FEMA suggests you read a website in Spanish instead.

The Trump administration has removed statistics from a federal website that revealed how dire the crisis in Puerto Rico remains in the wake of Hurricane Maria, according to a new report.

As Jenna Johnson reports for the Washington Post, sometime between Wednesday and Thursday morning, the Federal Emergency Management Agency removed information that showed only half of Puerto Ricans have access to water and only 5 percent of the island has electricity. The website was set up to document the federal response to the hurricane.

A FEMA spokesperson told the Post that information about the electricity and water access are still publicly accessible on Status.pr, a site run by Puerto Rican Gov. Ricardo Rosselló. That website is in Spanish.

On Friday, House Democrats criticized Trump’s administration for the removal of the information. “In response to the complete devastation in Puerto Rico, we have seen President Trump focus more on his public perception than on actually providing life-saving food, water, electricity, and medical aid to the Puerto Rican people whose lives are on the line,” Rep. Michelle Lujan Grisham (D-NM), chair of the Hispanic Caucus, said in an email to Vox. “I am outraged by the lack of transparency.”

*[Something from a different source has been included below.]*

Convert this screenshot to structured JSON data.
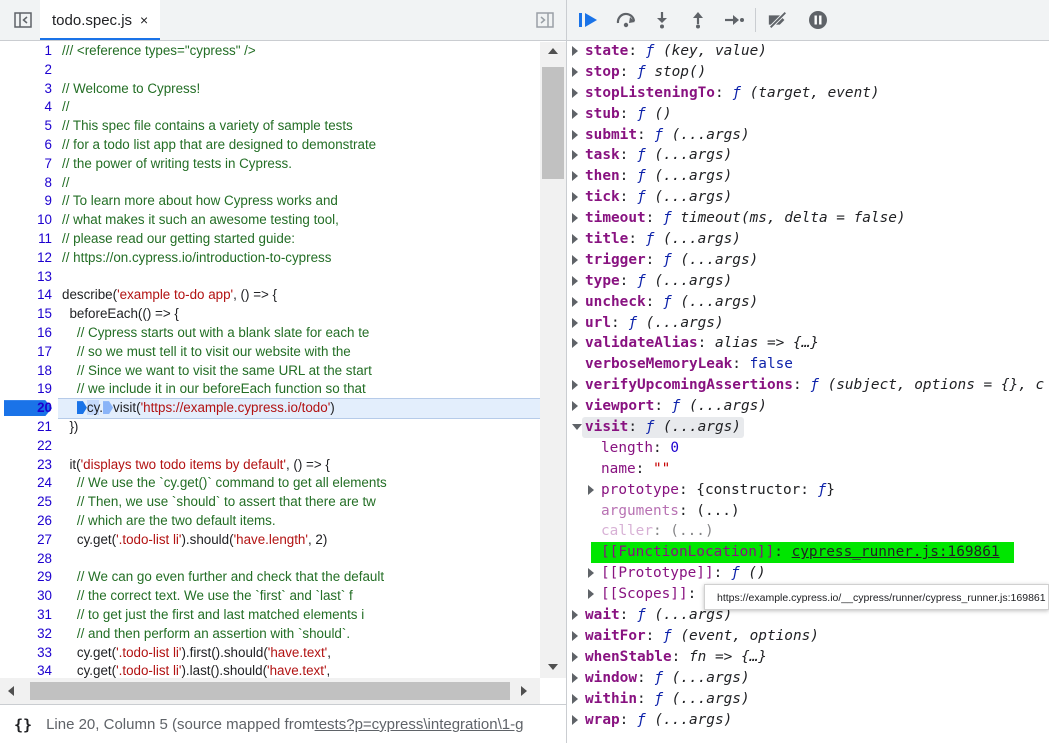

President Trump has praised his administration’s “amazing” response to the hurricane, tweeting that the White House is doing “a GREAT job.” But as Vox’s Alexia Fernández Campbell has reported, the Trump administration has been slow to respond at virtually every step:

To say the White House has been slow to respond to the massive humanitarian crisis happening in Puerto Rico right now is an understatement.

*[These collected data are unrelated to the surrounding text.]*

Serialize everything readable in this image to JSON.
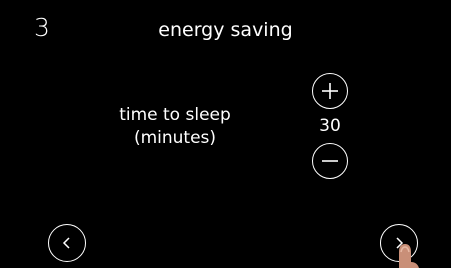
{
  "header": {
    "step_number": "3",
    "title": "energy saving"
  },
  "setting": {
    "label_line1": "time to sleep",
    "label_line2": "(minutes)",
    "value": "30"
  },
  "controls": {
    "increase_icon": "plus-icon",
    "decrease_icon": "minus-icon",
    "back_icon": "chevron-left-icon",
    "next_icon": "chevron-right-icon"
  },
  "colors": {
    "background": "#000000",
    "foreground": "#ffffff"
  }
}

A week after the Category 4 storm devastated the island, more than half of its residents still have no drinking water or cellphone service, and nearly all private homes and businesses have no power. Meanwhile, President Trump has authorized only the minimal response to help the US territory through [FEMA].

Since then, any extra steps he’s taken have come largely in response to massive public pressure — from the press, social media, petitions, and members of Congress. ...

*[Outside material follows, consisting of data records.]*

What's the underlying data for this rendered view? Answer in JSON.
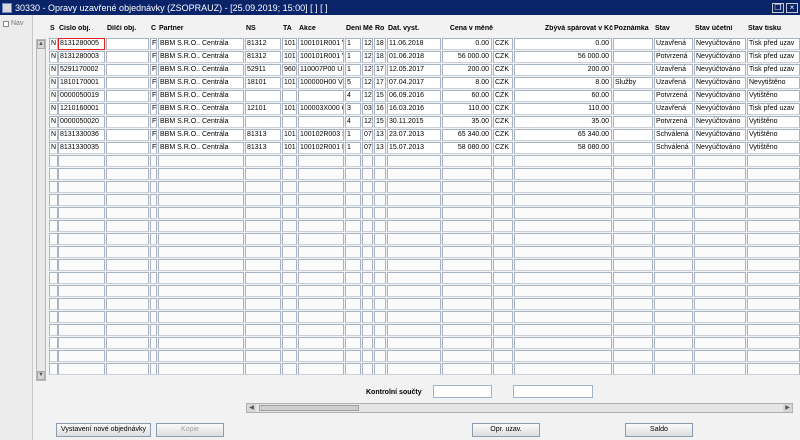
{
  "window": {
    "title": "30330 - Opravy uzavřené objednávky (ZSOPRAUZ) - [25.09.2019; 15:00]  [ ]  [ ]",
    "restore_glyph": "❐",
    "close_glyph": "×"
  },
  "nav": {
    "label": "Nav"
  },
  "columns": [
    "S",
    "Číslo obj.",
    "Dílčí obj.",
    "Č",
    "Partner",
    "NS",
    "TA",
    "Akce",
    "Dení",
    "Mě",
    "Ro",
    "Dat. vyst.",
    "Cena v měně",
    "",
    "Zbývá spárovat v Kč",
    "Poznámka",
    "Stav",
    "Stav účetní",
    "Stav tisku"
  ],
  "rows": [
    [
      "N",
      "8131280005",
      "",
      "F",
      "BBM S.R.O.. Centrála",
      "81312",
      "101",
      "100101R001 V",
      "1",
      "12",
      "18",
      "11.06.2018",
      "0.00",
      "CZK",
      "0.00",
      "",
      "Uzavřená",
      "Nevyúčtováno",
      "Tisk před uzav"
    ],
    [
      "N",
      "8131280003",
      "",
      "F",
      "BBM S.R.O.. Centrála",
      "81312",
      "101",
      "100101R001 V",
      "1",
      "12",
      "18",
      "01.06.2018",
      "56 000.00",
      "CZK",
      "56 000.00",
      "",
      "Potvrzená",
      "Nevyúčtováno",
      "Tisk před uzav"
    ],
    [
      "N",
      "5291170002",
      "",
      "F",
      "BBM S.R.O.. Centrála",
      "52911",
      "960",
      "110007P00 U",
      "1",
      "12",
      "17",
      "12.05.2017",
      "200.00",
      "CZK",
      "200.00",
      "",
      "Uzavřená",
      "Nevyúčtováno",
      "Tisk před uzav"
    ],
    [
      "N",
      "1810170001",
      "",
      "F",
      "BBM S.R.O.. Centrála",
      "18101",
      "101",
      "100000H00 V",
      "5",
      "12",
      "17",
      "07.04.2017",
      "8.00",
      "CZK",
      "8.00",
      "Služby",
      "Uzavřená",
      "Nevyúčtováno",
      "Nevytištěno"
    ],
    [
      "N",
      "0000050019",
      "",
      "F",
      "BBM S.R.O.. Centrála",
      "",
      "",
      "",
      "4",
      "12",
      "15",
      "06.09.2016",
      "60.00",
      "CZK",
      "60.00",
      "",
      "Potvrzená",
      "Nevyúčtováno",
      "Vytištěno"
    ],
    [
      "N",
      "1210160001",
      "",
      "F",
      "BBM S.R.O.. Centrála",
      "12101",
      "101",
      "100003X000 C",
      "3",
      "03",
      "16",
      "16.03.2016",
      "110.00",
      "CZK",
      "110.00",
      "",
      "Uzavřená",
      "Nevyúčtováno",
      "Tisk před uzav"
    ],
    [
      "N",
      "0000050020",
      "",
      "F",
      "BBM S.R.O.. Centrála",
      "",
      "",
      "",
      "4",
      "12",
      "15",
      "30.11.2015",
      "35.00",
      "CZK",
      "35.00",
      "",
      "Potvrzená",
      "Nevyúčtováno",
      "Vytištěno"
    ],
    [
      "N",
      "8131330036",
      "",
      "F",
      "BBM S.R.O.. Centrála",
      "81313",
      "101",
      "100102R003 S",
      "1",
      "07",
      "13",
      "23.07.2013",
      "65 340.00",
      "CZK",
      "65 340.00",
      "",
      "Schválená",
      "Nevyúčtováno",
      "Vytištěno"
    ],
    [
      "N",
      "8131330035",
      "",
      "F",
      "BBM S.R.O.. Centrála",
      "81313",
      "101",
      "100102R001 F",
      "1",
      "07",
      "13",
      "15.07.2013",
      "58 080.00",
      "CZK",
      "58 080.00",
      "",
      "Schválená",
      "Nevyúčtováno",
      "Vytištěno"
    ]
  ],
  "empty_row_count": 17,
  "totals": {
    "label": "Kontrolní součty",
    "cena": "",
    "zbyva": ""
  },
  "buttons": {
    "new_order": "Vystavení nové objednávky",
    "copy": "Kopie",
    "repair": "Opr. uzav.",
    "balance": "Saldo"
  },
  "colors": {
    "titlebar": "#0a246a",
    "selected_outline": "#e02020"
  }
}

As the days passed, news reports began to describe mass hysteria on the island. Entire communities had run out of food and water. The pressure grew stronger. Americans asked the president to do specific things: A finance administrator in Colorado launched a social media campaign to urge the military to send a naval medical ship to the island. A law student in Florida got nearly 500,000 signatures on a letter asking Trump to waive restrictions on ships delivering goods to Puerto Rico.

Trump eventually gave in to the repeated requests. The ship, the USNS Comfort, is scheduled to arrive next week. Trump temporarily waived the Jones Act, a 97-year-old law that makes it expensive to ship goods from the mainland to Puerto Rico. ...

“People should keep putting pressure on their elected officials to make sure Puerto Rico is not forgotten,” said Rick Trilsch, who created a petition asking the military to send the USNS Comfort to Puerto Rico.